Conformation change depending on temperature change
During photolysis induced by laser irradiation, the temperature in crystal appeared to be increased by 40 to 60 K over the temperature of the cryogenic gas stream (100 K). This means that the difference Fourier maps between dark and light states reveal differences caused by both photolysis and the temperature increase. To see the effects caused by the temperature increase, diffraction data without photolysis but after a temperature increase were collected to provide a control for the photolysis experiments. Diffraction data on crystals of the CO-bound form were collected at 100 K at beamline 14-BM-C of APS, as described above. After collection of the first dataset at 100 K, the crystal was warmed to 160 K for 20 min, cooled to 100 K, and a second dataset collected on the same crystal at 100 K. In order to minimize the effects of X-ray radiation damage, the total exposure time was limited to 100 s for each dataset. We estimate with RADDOSE (31) that the X-ray dose in each dataset is 0.6 MGy, although it is between 3.4 and 6.8 MGy for the CO photolysis experiments. Diffraction data were processed and scaled with HKL2000 (26). Diffraction and refinement statistics for temperature change are summarized in supplementary table 4. Weighted difference Fourier maps between dark and after warm-up were calculated using the phase of CO-bound form.
Results
O2-bound structure
The O2-bound heme-rHO-1 structure was determined at 1.8 Å resolution. We examined the absorption spectrum of the crystal after X-ray data collection (Supplementary Figure S1) to explore the possibility that the overall enzymatic reaction proceeds further by X-ray photoreduction or by the effects of sodium hydrosulfite remaining from conversion of ferric heme-rHO-1 to ferrous heme-rHO-1. The spectrum is clearly characteristic of the O2-bound form and shows no evidence for conversion to the peroxy-bound form. However, a shoulder around 630 nm indicates contamination by a small amount of ferric hemerHO-1 produced by auto-oxidation. This is consistent with the crystal structure in which the refined occupancy of O2 is 0.8 and the temperature factor of the distal oxygen (B = 24.1) is larger than that of the proximal (B = 15.2). The active site structure of the O2-bound form is shown in Figure 2. The binding geometry is very similar to those of the NO-bound heme-rHO-1 (16) and the O2-bound form of bacterial heme-HO (32). O2 is directed toward the α-meso carbon of heme; the distance between the distal oxygen atom and α-meso carbon is 3.4 Å, poised for the next step in the enzymatic reaction which occurs at this α-meso carbon. The bending angle of Fe-O-O is 118°, consistent with the prediction of the bending angle (~110°) inferred from resonance Raman spectroscopy (33). O2 binding is stabilized by hydrogen bonds with the amide group of Gly-143 and a water molecule (W1) in the distal hydrogen bond network, composed of W1-W5, Arg-136, and Asp-140 (Figure 2). These two hydrogen bonds preferentially stabilize O2 binding rather than CO binding because the proximal carbon atom of CO cannot form a hydrogen bond with the amide group of Gly-143. Differences in hydrogen bonding between O2 and CO are a key mechanism for discrimination between these ligands (16). A structural comparison of the O2-bound, CO-bound (PDB code 1IX4) and unbound (ferrous heme-rHO-1, PDB code 1UBB) structures is shown in Figure 3. Upon CO binding (but not upon O2 binding), the heme and proximal A-helix slide parallel to the α-γ axis of the heme, and the distal F-helix slides in the opposite direction. This result agrees with our earlier conclusion in which we examined the NO-bound form, an analog of the O2-bound form (16).

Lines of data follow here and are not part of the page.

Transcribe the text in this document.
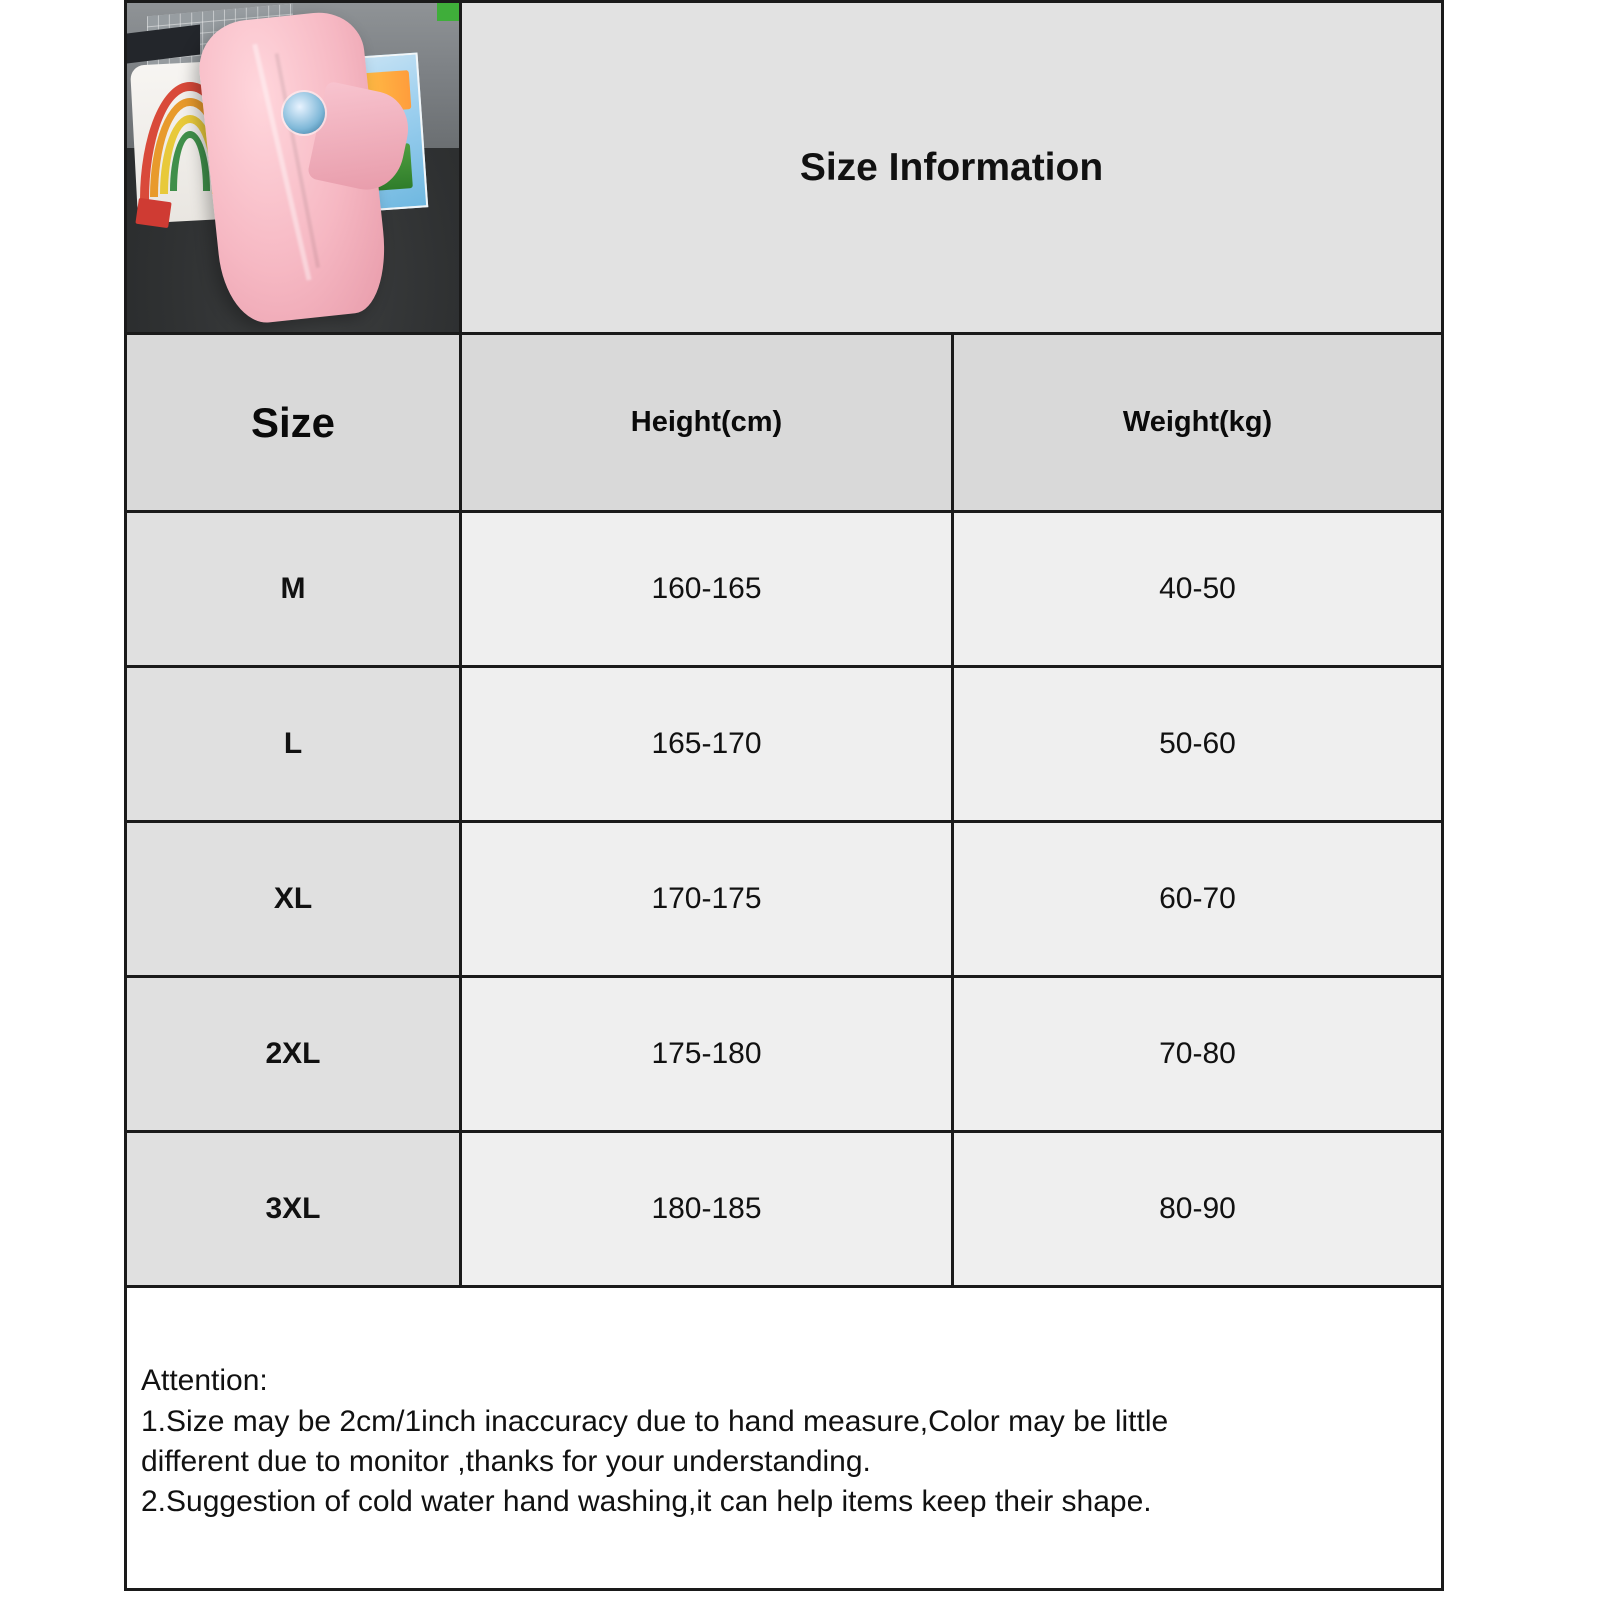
	Size Information	
Size	Height(cm)	Weight(kg)
M	160-165	40-50
L	165-170	50-60
XL	170-175	60-70
2XL	175-180	70-80
3XL	180-185	80-90

Attention:

1.Size may be 2cm/1inch inaccuracy due to hand measure,Color may be little

different due to monitor ,thanks for your understanding.

2.Suggestion of cold water hand washing,it can help items keep their shape.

Protein and water motions following CO and O2 photolysis
Weighted difference Fourier maps between dark and light states with illumination for 1 hr or illumination for 16 hr are shown in Figure 4(A) and (B), respectively. In both maps, the difference density features are concentrated around the heme pocket. There is a strong negative density on the location of CO bound to the heme iron, confirming CO photodissociation from the heme iron. The photolyzed fractions of CO were estimated from electron densities to be 25 % for 1 hr illumination and 30 % for 16 hr. Under these illumination conditions, laser-induced heating increases the temperature of the crystal by 40 to 60 K over that of the cryogenic gas stream. Hexagonal ice rings appeared in the diffraction pattern when the gas stream was set to 120 K or higher. The exact temperature of the crystal under illumination is uncertain, but must be near the phase transition temperature from amorphous ice to hexagonal ice of 160K, and is somewhat higher under the conditions of 16 hr illumination since the laser power density is 2.4-fold higher than under the conditions of 1 hr illumination. The extent of conformational changes upon CO photolysis was greater under 16 hr illumination, as expected at higher temperature.

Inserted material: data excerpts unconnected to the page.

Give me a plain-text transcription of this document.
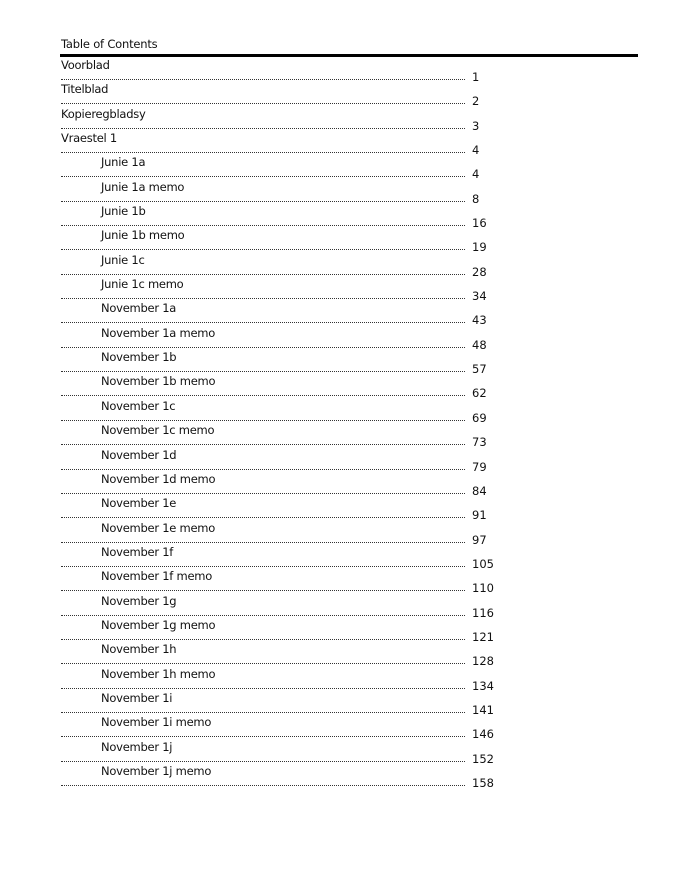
Table of Contents
Voorblad
1
Titelblad
2
Kopieregbladsy
3
Vraestel 1
4
Junie 1a
4
Junie 1a memo
8
Junie 1b
16
Junie 1b memo
19
Junie 1c
28
Junie 1c memo
34
November 1a
43
November 1a memo
48
November 1b
57
November 1b memo
62
November 1c
69
November 1c memo
73
November 1d
79
November 1d memo
84
November 1e
91
November 1e memo
97
November 1f
105
November 1f memo
110
November 1g
116
November 1g memo
121
November 1h
128
November 1h memo
134
November 1i
141
November 1i memo
146
November 1j
152
November 1j memo
158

A pair of negative and positive density features close to the heme iron indicates motion of the heme iron out of the porphyrin plane, associated with conversion from low spin, hexa-coordinate form to high spin, penta-coordinate form (Figure 5(A)). The axis between these negative and positive densities is skewed toward the γ-meso side by ~45° from the coordination linkage of His-Fe-CO, which suggests that net motion of the heme iron arises both from motion of the iron with respect to the porphyrin plane and bulk motion of the heme toward the γ-meso side. However, motion of the heme toward the γ-meso side is limited compared with the static comparison shown in Figure 3; no significant negative and positive difference densities lie on the porphyrin plane (other than on the iron atom). Moreover, pairs of negative and positive density appeared on the kinked part of the distal F-helix (Gly-139 – Gln-145) (Figure 5(B)). Significant density pairs are observed near the backbone carbonyl of Gly-139 and the amide of Gly-144. Because the carbonyl group of Gly-139 directly contacts CO bound to the heme iron, Gly-139 moves toward the CO binding site upon CO photolysis. This movement is evidently transmitted to the amide group of Gly-144, with which Gly-139 forms a hydrogen bond. The whole kinked part of the distal F-helix then moves toward the CO binding site. These motions of the distal F-helix and heme are the reverse of the motions observed upon CO binding (Figure 3).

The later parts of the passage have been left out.